Back to the Neurologist appt.
The nurse that we had was not happy that the lady who called me FREAKED me out and she said she was very sorry that it was handled like that.  Dr. Haseeb came in and explained that his liver levels have always been slightly elevated, which we knew, but now he is getting concerned.  He has taken Aiden off CoQ10, which he has been on to keep his heart strong due his Muscular Dystrophy.  Don't Freak, we are simply getting a head start, as of right now his heart is fine, just taking some precautions.  he is concerned that maybe the CoQ10 is keeping it elevated.  We will be getting labs drawn again in 6 weeks.  IF they have not changed, then we will make an appt. to come in and discuss changing his Trileptal to Keppra and having him go to a G.I. Dr. We are praying that we don't have to change his meds because that means we will have to ween him off them first.  That in itself scares the S*** out of us.  So I do something I probably shouldn't have.  I googled Keppra.........THAT scared the S*** out of me and Robbie when I read it to him.  Go ahead and Google Keppra and then Google Trileptal so you can see what I am talking about.  BIG difference in side affects.  We can handle Trileptal ones.  I mentioned to the Dr. that it makes me very nervous to A: ween him off and B: to switch 
He looked at us and said....I would rather him have a seizure, that we can handle, but we can NOT keep him on something that could ruin his liver...point made, Thank you!

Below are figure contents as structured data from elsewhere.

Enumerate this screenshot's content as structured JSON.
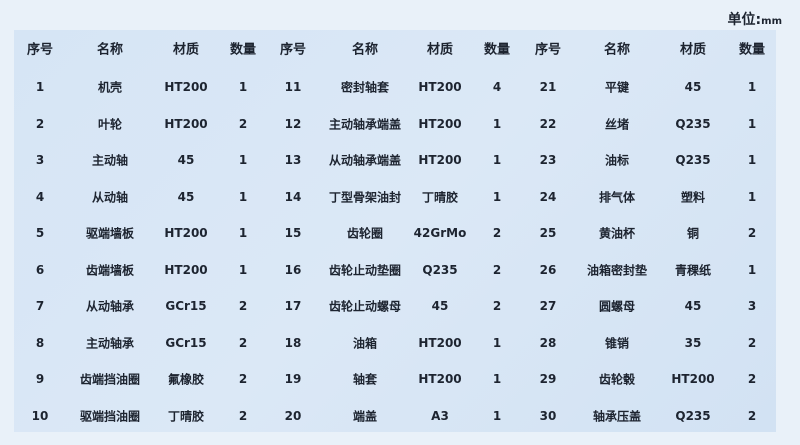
{
  "unit_label": "单位:",
  "unit_value": "mm",
  "headers": [
    "序号",
    "名称",
    "材质",
    "数量",
    "序号",
    "名称",
    "材质",
    "数量",
    "序号",
    "名称",
    "材质",
    "数量"
  ],
  "rows": [
    [
      "1",
      "机壳",
      "HT200",
      "1",
      "11",
      "密封轴套",
      "HT200",
      "4",
      "21",
      "平键",
      "45",
      "1"
    ],
    [
      "2",
      "叶轮",
      "HT200",
      "2",
      "12",
      "主动轴承端盖",
      "HT200",
      "1",
      "22",
      "丝堵",
      "Q235",
      "1"
    ],
    [
      "3",
      "主动轴",
      "45",
      "1",
      "13",
      "从动轴承端盖",
      "HT200",
      "1",
      "23",
      "油标",
      "Q235",
      "1"
    ],
    [
      "4",
      "从动轴",
      "45",
      "1",
      "14",
      "丁型骨架油封",
      "丁晴胶",
      "1",
      "24",
      "排气体",
      "塑料",
      "1"
    ],
    [
      "5",
      "驱端墙板",
      "HT200",
      "1",
      "15",
      "齿轮圈",
      "42GrMo",
      "2",
      "25",
      "黄油杯",
      "铜",
      "2"
    ],
    [
      "6",
      "齿端墙板",
      "HT200",
      "1",
      "16",
      "齿轮止动垫圈",
      "Q235",
      "2",
      "26",
      "油箱密封垫",
      "青稞纸",
      "1"
    ],
    [
      "7",
      "从动轴承",
      "GCr15",
      "2",
      "17",
      "齿轮止动螺母",
      "45",
      "2",
      "27",
      "圆螺母",
      "45",
      "3"
    ],
    [
      "8",
      "主动轴承",
      "GCr15",
      "2",
      "18",
      "油箱",
      "HT200",
      "1",
      "28",
      "锥销",
      "35",
      "2"
    ],
    [
      "9",
      "齿端挡油圈",
      "氟橡胶",
      "2",
      "19",
      "轴套",
      "HT200",
      "1",
      "29",
      "齿轮毂",
      "HT200",
      "2"
    ],
    [
      "10",
      "驱端挡油圈",
      "丁晴胶",
      "2",
      "20",
      "端盖",
      "A3",
      "1",
      "30",
      "轴承压盖",
      "Q235",
      "2"
    ]
  ]
}
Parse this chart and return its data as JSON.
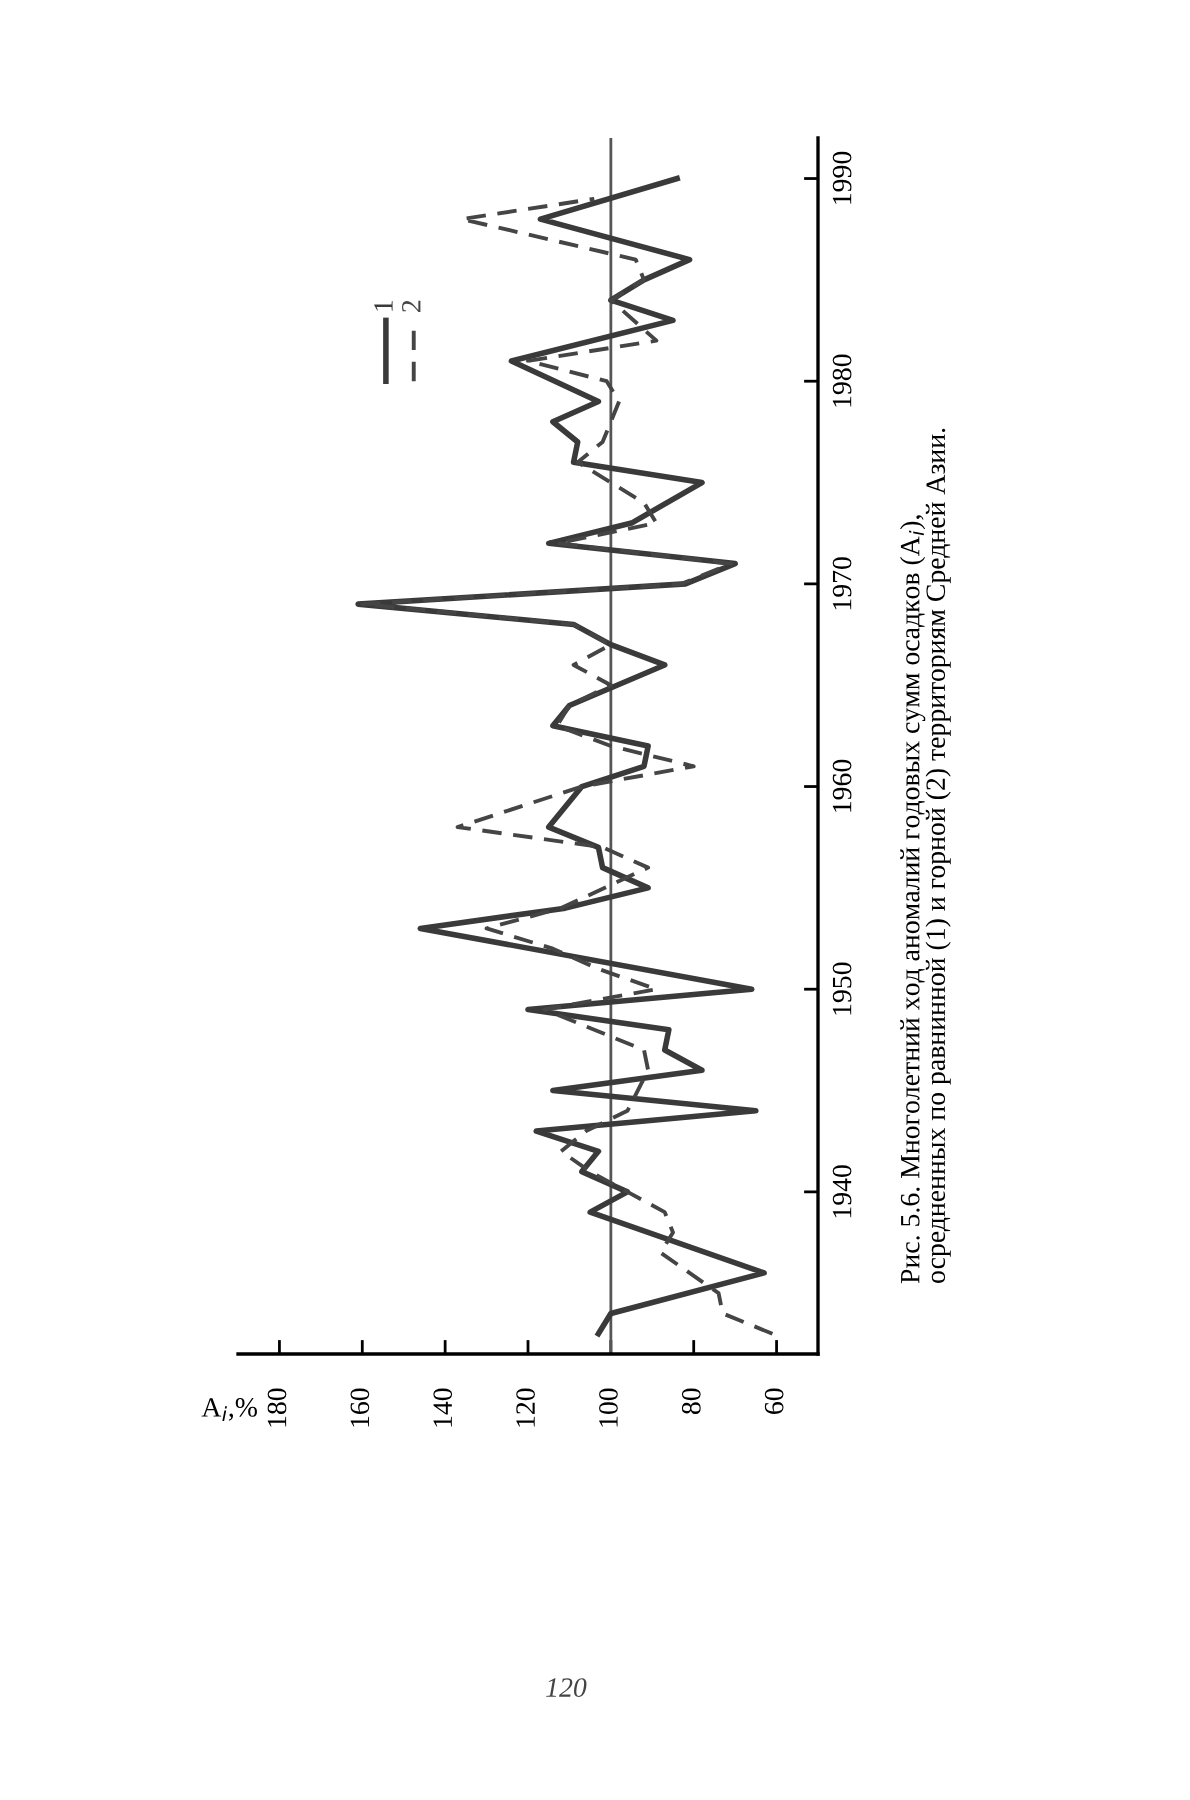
{
  "chart_data": {
    "type": "line",
    "xlabel": "A$_{i}$,%",
    "series": [
      {
        "name": "1",
        "color": "#3a3a3a",
        "line_style": "solid",
        "x": [
          103,
          100,
          63,
          105,
          96,
          107,
          103,
          118,
          65,
          114,
          78,
          87,
          86,
          120,
          66,
          146,
          111,
          91,
          102,
          103,
          115,
          107,
          92,
          91,
          114,
          110,
          87,
          100,
          109,
          161,
          82,
          70,
          115,
          95,
          78,
          109,
          108,
          114,
          103,
          124,
          85,
          100,
          92,
          81,
          117,
          84
        ],
        "values": [
          1933,
          1934,
          1936,
          1939,
          1940,
          1941,
          1942,
          1943,
          1944,
          1945,
          1946,
          1947,
          1948,
          1949,
          1950,
          1953,
          1954,
          1955,
          1956,
          1957,
          1958,
          1960,
          1961,
          1962,
          1963,
          1964,
          1966,
          1967,
          1968,
          1969,
          1970,
          1971,
          1972,
          1973,
          1975,
          1976,
          1977,
          1978,
          1979,
          1981,
          1983,
          1984,
          1985,
          1986,
          1988,
          1990
        ]
      },
      {
        "name": "2",
        "color": "#454545",
        "line_style": "dashed",
        "x": [
          61,
          73,
          74,
          88,
          85,
          87,
          96,
          105,
          112,
          106,
          96,
          91,
          92,
          116,
          89,
          103,
          114,
          130,
          112,
          91,
          102,
          137,
          107,
          80,
          100,
          113,
          110,
          100,
          109,
          100,
          109,
          160,
          83,
          71,
          113,
          89,
          92,
          108,
          102,
          98,
          101,
          120,
          89,
          100,
          92,
          94,
          136,
          104
        ],
        "values": [
          1933,
          1934,
          1935,
          1937,
          1938,
          1939,
          1940,
          1941,
          1942,
          1943,
          1944,
          1946,
          1947,
          1949,
          1950,
          1951,
          1952,
          1953,
          1954,
          1956,
          1957,
          1958,
          1960,
          1961,
          1962,
          1963,
          1964,
          1965,
          1966,
          1967,
          1968,
          1969,
          1970,
          1971,
          1972,
          1973,
          1974,
          1976,
          1977,
          1979,
          1980,
          1981,
          1982,
          1984,
          1985,
          1986,
          1988,
          1989
        ]
      }
    ],
    "xlim": [
      190,
      50
    ],
    "xticks": [
      180,
      160,
      140,
      120,
      100,
      80,
      60
    ],
    "ylim": [
      1932,
      1992
    ],
    "yticks": [
      1940,
      1950,
      1960,
      1970,
      1980,
      1990
    ],
    "ref_lines": [
      {
        "axis": "x",
        "value": 100,
        "color": "#555555"
      }
    ],
    "legend": "top left",
    "annotations": [
      "Рис. 5.6. Многолетний ход аномалий годовых сумм осадков (A$_{i}$), осредненных по равнинной (1) и горной (2) территориям Средней Азии.",
      "120"
    ]
  }
}
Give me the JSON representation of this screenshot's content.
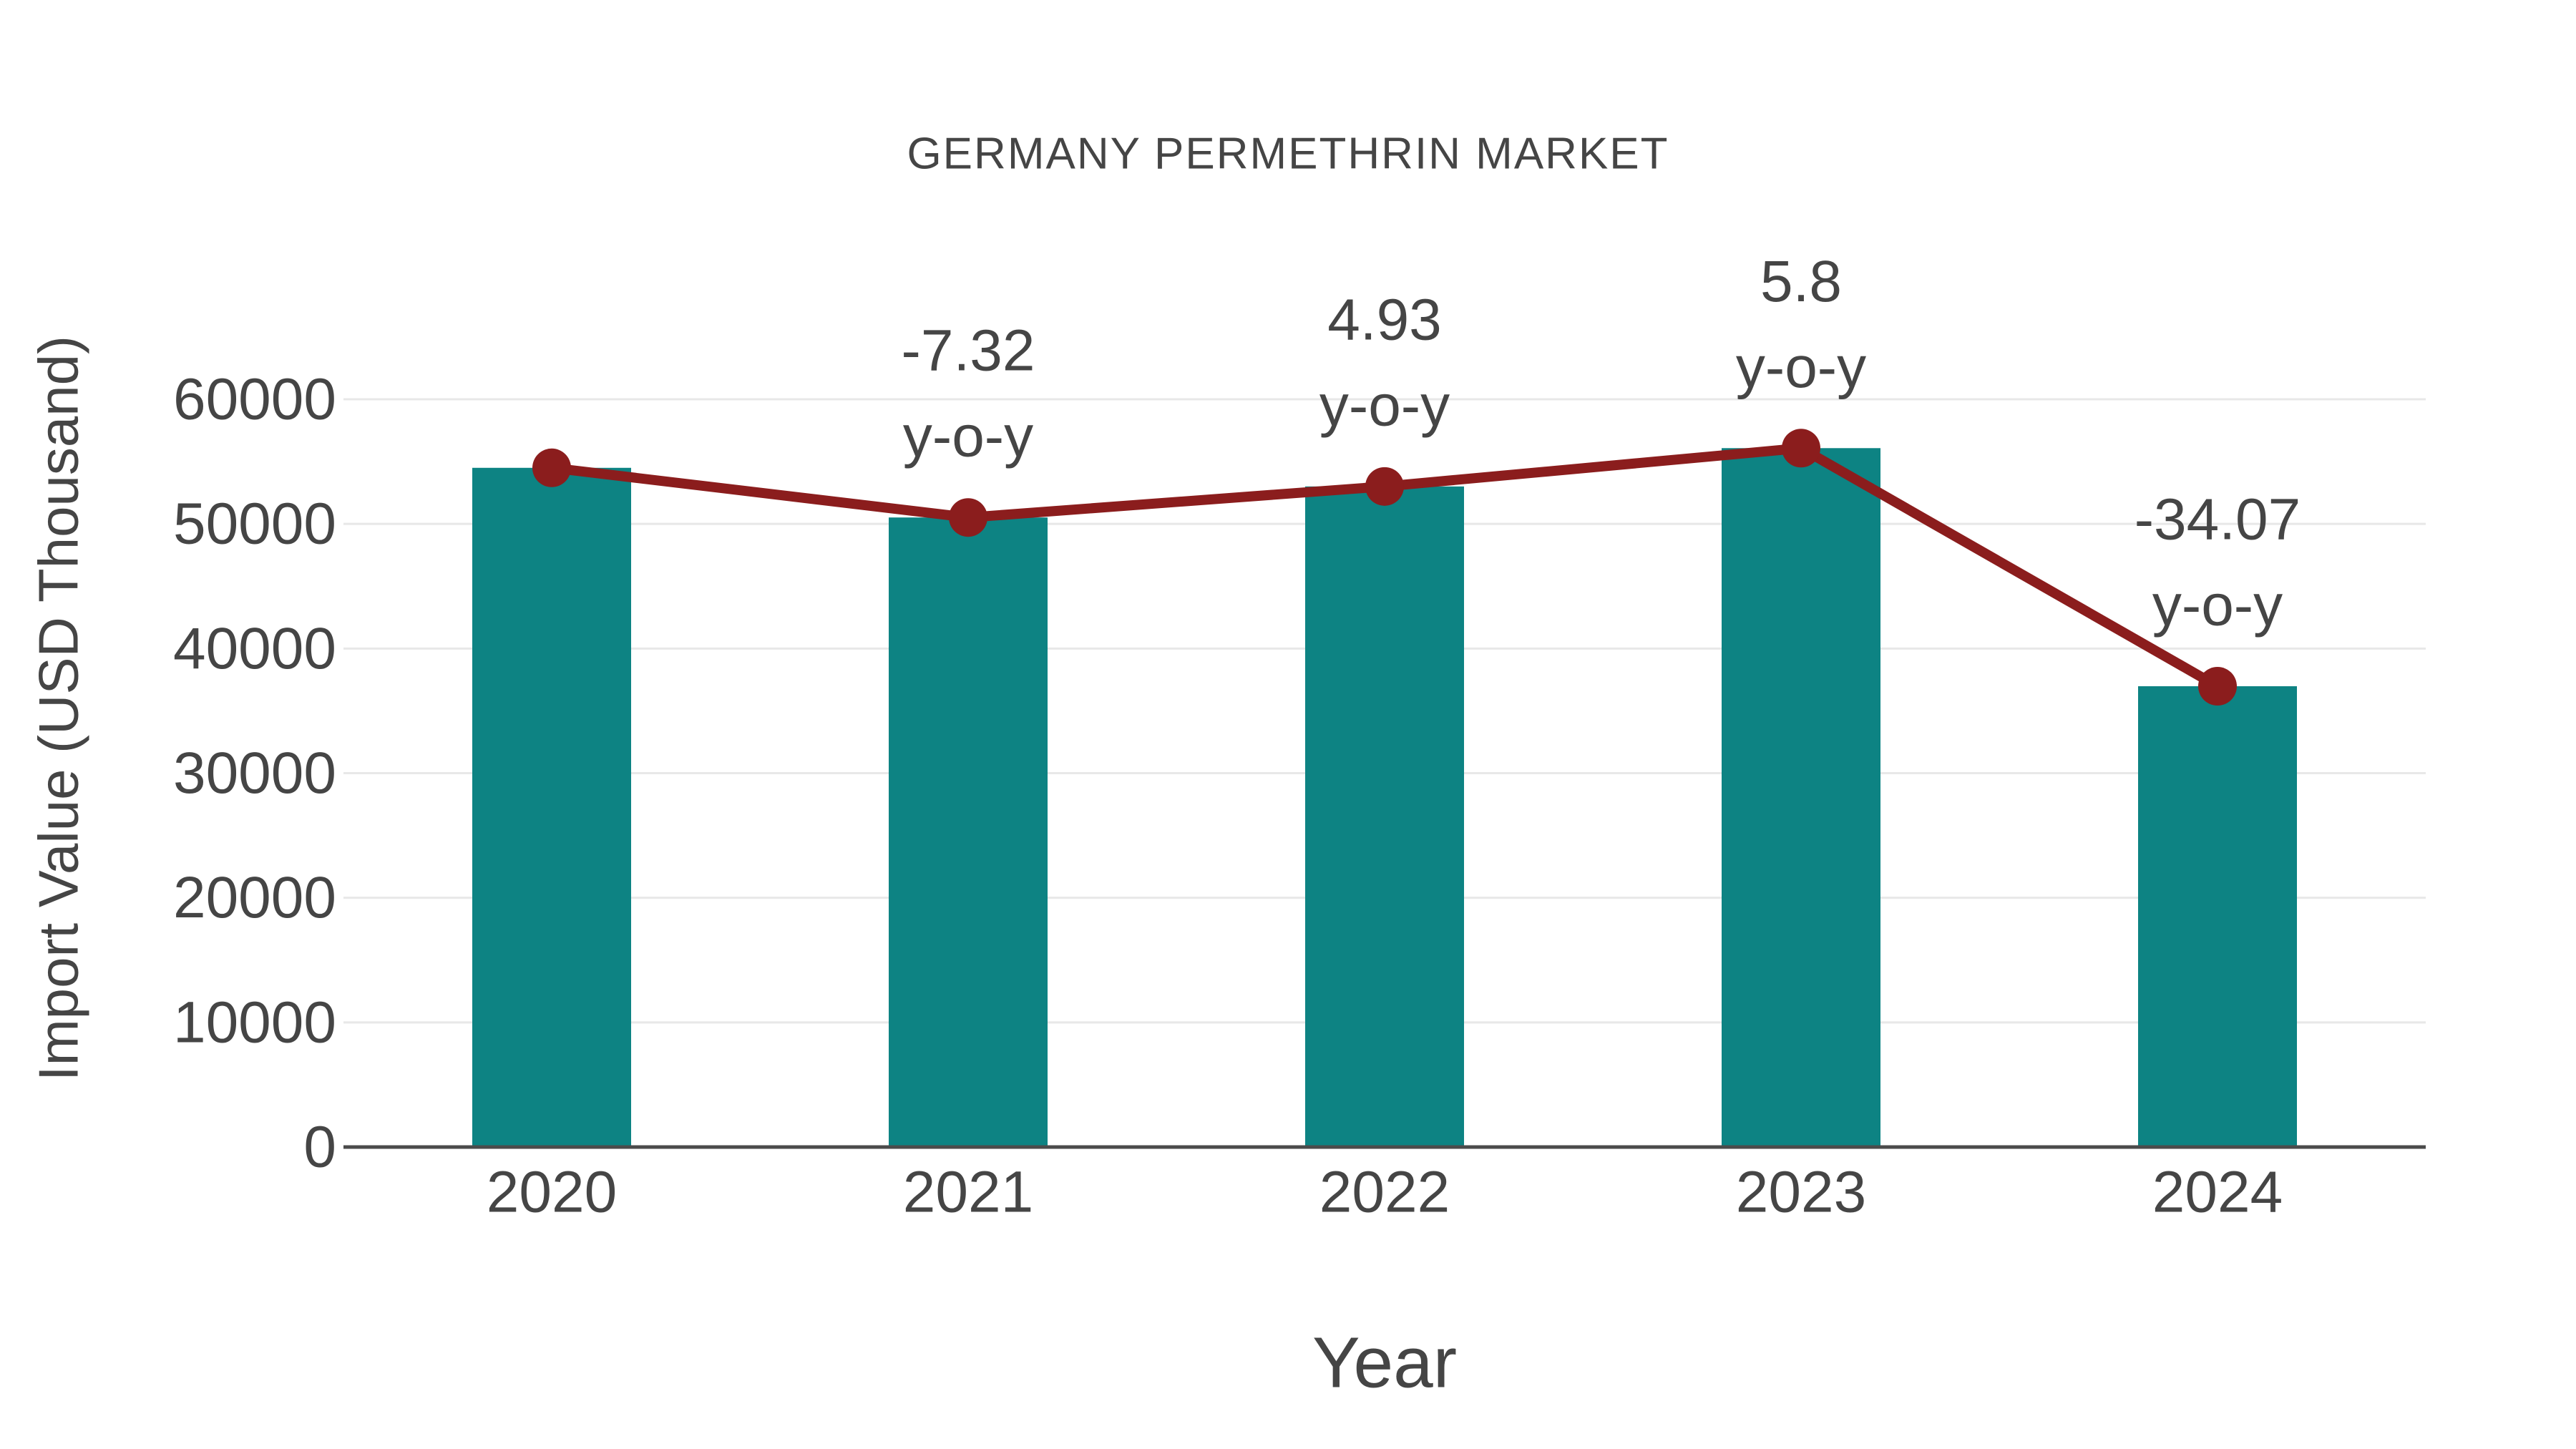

This may not seem scary to you, but when it comes to your kids who mean the MOST to you and Dr.'s are talking about organs failing and then you look up meds and their side affects....WOW! it's a lot to take in.
Sorry if I scared anybody, but this Blog is my way of keeping info fresh in my brain, but believe it or not.....It's CRAZY just how much info and detail I keep front and center.  It's not just about my kids, it's all the info with and for regarding my Mama too.